On s’en convainc d’ailleurs lorsqu’on cherche à retrouver un événement d’une telle ampleur dans cette statistique des décès : calculée tant en termes de surmortalité absolue (de l’ordre de 7’000 morts en 2020) qu’en termes relatifs (plus de 10%) par rapport aux cinq années qui précédèrent, on peine à retrouver des événements comparables ces cent dernières années.

Décès annuels en Suisse, 1871-2020

A cette aune, c’est un événement somme toute récent qui attire l’œil : l’épidémie de grippe de 2015, qui représenta une surmortalité de l’ordre de 4’000 personnes en moyenne quinquennale, soit de l’ordre de 6%. Avant cela, pas trace ou presque de la grande canicule de 2003, une trace assez modeste des grippes de Hong-Kong de 1968 et de 1956-1958, les deux avec des surmortalités de l’ordre de 4’000 personnes, mais étalées sur plusieurs années. Ce sont finalement des épisodes moins identifiés qui ont eu le plus fort impact, à l’image de 2015 : ainsi, une épidémie de grippe – probablement une récurrence de la grippe de 1956-1958 – a entraîné une surmortalité de 10’000 personnes répartie entre 1962 et 1963, ce qui reste l’événement le plus létal que la Suisse ait connu depuis 1918. Toutefois, on notera que 2020 a été nettement plus meurtrière que chacune des deux années concernées.

Autre source, le site dédié aux statistiques du covid-19 de l’OFSP. Au 31 décembre 2020, ce site faisait état de 7’082 décès attribués au covid-19. Ce chiffre est assez conservateur : il ne tient pas encore compte des décès qui vont être attribués au covid-19 par suite d’analyses encore en cours, les statistiques cantonales aboutissant d’ailleurs à un nombre de décès plus élevé d’environ 10%. Ce qui est intéressant ici est le constat que le nombre de décès attribués au covid-19 est presque exactement identique, à 150 unités près, à la surmortalité totale enregistrée en 2020. C’est dire que le covid-19 n’a pratiquement pas emporté de personnes qui seraient décédées en 2020 en son absence : les victimes du covid-19 en Suisse auraient dans leur immense majorité vu le jour de l’an 2021 si le virus n’avait pas écourté leur vie.

Il faudra toutefois confirmer cette hypothèse en 2021 une fois l’épidémie terminée: il reste possible qu’on enregistre à l’été et à l’automne une forte sous-mortalité, ce qui conforterait alors l’hypothèse voulant que les décès covid-19 soient avant tout le fait de personnes en toute fin de vie. Pour rappel, la médiane d’âge des décédés du covid-19 s’établit à environ 85 ans, ce qui à première vue confirme l’idée de personnes en fin de vie – et qui n’est pas exactement vrai: en effet, une personne de cet âge a en moyenne encore six ans de vie devant elle.
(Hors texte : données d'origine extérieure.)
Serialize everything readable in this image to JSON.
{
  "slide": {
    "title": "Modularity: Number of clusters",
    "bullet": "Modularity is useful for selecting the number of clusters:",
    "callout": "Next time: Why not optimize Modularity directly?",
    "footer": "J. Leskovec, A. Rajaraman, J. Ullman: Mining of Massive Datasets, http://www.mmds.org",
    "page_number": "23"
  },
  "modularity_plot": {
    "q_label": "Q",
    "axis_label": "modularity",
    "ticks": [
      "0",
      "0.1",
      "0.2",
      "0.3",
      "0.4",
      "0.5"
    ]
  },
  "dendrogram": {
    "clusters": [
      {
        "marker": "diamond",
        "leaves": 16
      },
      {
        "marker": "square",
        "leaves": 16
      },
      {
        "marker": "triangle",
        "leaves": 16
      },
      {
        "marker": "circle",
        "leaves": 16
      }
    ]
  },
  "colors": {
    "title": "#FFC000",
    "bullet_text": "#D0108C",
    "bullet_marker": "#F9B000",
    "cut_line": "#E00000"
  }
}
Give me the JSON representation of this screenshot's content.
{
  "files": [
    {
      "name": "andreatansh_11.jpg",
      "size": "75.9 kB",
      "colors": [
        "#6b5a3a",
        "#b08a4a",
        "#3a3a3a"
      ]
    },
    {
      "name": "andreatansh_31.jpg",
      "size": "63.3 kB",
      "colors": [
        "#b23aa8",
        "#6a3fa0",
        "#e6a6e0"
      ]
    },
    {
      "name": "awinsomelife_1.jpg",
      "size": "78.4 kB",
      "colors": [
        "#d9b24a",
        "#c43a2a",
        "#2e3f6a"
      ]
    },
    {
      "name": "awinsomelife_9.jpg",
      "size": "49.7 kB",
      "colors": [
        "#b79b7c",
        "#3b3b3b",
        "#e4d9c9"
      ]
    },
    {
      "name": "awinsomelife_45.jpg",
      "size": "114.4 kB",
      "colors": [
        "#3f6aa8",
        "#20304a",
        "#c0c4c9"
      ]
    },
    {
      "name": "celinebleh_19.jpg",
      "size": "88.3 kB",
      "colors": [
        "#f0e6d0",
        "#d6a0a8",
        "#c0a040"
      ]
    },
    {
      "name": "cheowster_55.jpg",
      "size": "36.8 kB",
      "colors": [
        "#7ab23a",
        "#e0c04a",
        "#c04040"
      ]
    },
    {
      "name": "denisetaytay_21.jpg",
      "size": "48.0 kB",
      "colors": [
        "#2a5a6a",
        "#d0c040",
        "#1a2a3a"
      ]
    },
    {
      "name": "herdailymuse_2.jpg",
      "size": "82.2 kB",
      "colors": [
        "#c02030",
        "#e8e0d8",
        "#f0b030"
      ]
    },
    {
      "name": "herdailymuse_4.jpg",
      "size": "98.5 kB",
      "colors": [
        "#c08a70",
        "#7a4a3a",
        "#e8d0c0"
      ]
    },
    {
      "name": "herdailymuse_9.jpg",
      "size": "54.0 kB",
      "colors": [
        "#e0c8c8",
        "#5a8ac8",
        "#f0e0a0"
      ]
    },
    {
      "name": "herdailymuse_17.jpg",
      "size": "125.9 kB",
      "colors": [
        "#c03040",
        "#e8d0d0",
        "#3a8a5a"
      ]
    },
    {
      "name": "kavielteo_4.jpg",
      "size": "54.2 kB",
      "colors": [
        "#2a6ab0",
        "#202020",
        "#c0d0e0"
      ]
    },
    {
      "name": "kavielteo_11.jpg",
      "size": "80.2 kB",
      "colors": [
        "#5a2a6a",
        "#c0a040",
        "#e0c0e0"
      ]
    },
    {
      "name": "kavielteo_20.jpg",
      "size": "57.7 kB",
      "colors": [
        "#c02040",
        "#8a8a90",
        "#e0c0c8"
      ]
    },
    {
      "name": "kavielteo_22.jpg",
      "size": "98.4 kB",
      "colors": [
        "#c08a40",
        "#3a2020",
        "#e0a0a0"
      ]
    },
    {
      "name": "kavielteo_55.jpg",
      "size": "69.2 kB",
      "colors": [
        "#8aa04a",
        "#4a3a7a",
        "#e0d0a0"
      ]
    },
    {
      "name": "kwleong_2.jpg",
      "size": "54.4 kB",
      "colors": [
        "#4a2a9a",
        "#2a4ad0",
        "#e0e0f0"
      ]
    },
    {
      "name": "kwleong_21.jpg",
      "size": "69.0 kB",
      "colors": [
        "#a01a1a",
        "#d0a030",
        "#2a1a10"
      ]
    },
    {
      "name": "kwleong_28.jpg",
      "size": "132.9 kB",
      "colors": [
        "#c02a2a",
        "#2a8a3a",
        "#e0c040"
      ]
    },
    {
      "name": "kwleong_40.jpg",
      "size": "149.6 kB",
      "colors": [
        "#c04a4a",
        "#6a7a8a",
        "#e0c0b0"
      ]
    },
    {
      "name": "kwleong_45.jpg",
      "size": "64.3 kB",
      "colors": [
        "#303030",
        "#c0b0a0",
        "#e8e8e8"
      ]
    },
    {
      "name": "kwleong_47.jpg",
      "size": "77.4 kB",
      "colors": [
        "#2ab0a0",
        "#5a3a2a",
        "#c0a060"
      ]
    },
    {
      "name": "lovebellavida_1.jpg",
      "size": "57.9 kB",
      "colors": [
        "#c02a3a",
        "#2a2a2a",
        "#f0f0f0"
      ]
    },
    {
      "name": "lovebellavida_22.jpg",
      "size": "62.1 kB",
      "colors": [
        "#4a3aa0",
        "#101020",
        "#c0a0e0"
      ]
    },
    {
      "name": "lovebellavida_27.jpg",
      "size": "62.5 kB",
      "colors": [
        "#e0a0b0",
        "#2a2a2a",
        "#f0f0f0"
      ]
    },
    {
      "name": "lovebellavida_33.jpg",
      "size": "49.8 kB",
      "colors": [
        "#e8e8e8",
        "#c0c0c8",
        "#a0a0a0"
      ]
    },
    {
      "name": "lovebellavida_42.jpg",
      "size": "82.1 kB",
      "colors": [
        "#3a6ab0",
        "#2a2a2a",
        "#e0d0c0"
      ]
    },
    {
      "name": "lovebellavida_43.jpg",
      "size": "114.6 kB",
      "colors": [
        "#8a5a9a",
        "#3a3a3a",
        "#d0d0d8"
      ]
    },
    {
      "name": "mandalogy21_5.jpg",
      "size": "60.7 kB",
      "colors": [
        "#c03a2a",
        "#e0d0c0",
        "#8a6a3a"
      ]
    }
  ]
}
Il convient enfin de relever ici qu’en parlant de sous-mortalité, on a connu une superbe illustration de ce phénomène en début d’année 2020, avant l’irruption du covid-19 à fin février : sur les onze premières semaines de l’année, on a ainsi enregistré 700 décès de moins qu’attendu, ce qui a d’ailleurs permis à certains de dire durant tout l’été – et jusqu’à ces derniers jours! – que la pandémie n’avait eu presqu’aucun impact sur la mortalité générale du pays. C’est évidemment faux : la mortalité due au covid-19 s’est simplement superposée à une épidémie grippale exceptionnellement peu létale, ce qui a contribué à masquer quelque peu la gravité de la première. Si la grippe saisonnière avait été « normale », avant même qu’elle ne soit arrêtée net par les gestes-barrière et les mesures sanitaires, nous en serions probablement à parler d’une surmortalité de l’ordre de 8’000 personnes pour 2020.

Un surplus de décès de près de 8’000 personnes : voici une première indication du vrai bilan de la pandémie de covid-19 en Suisse en 2020: un événement exceptionnel, d’ampleur centennale. En attendant l’hiver et le printemps 2021.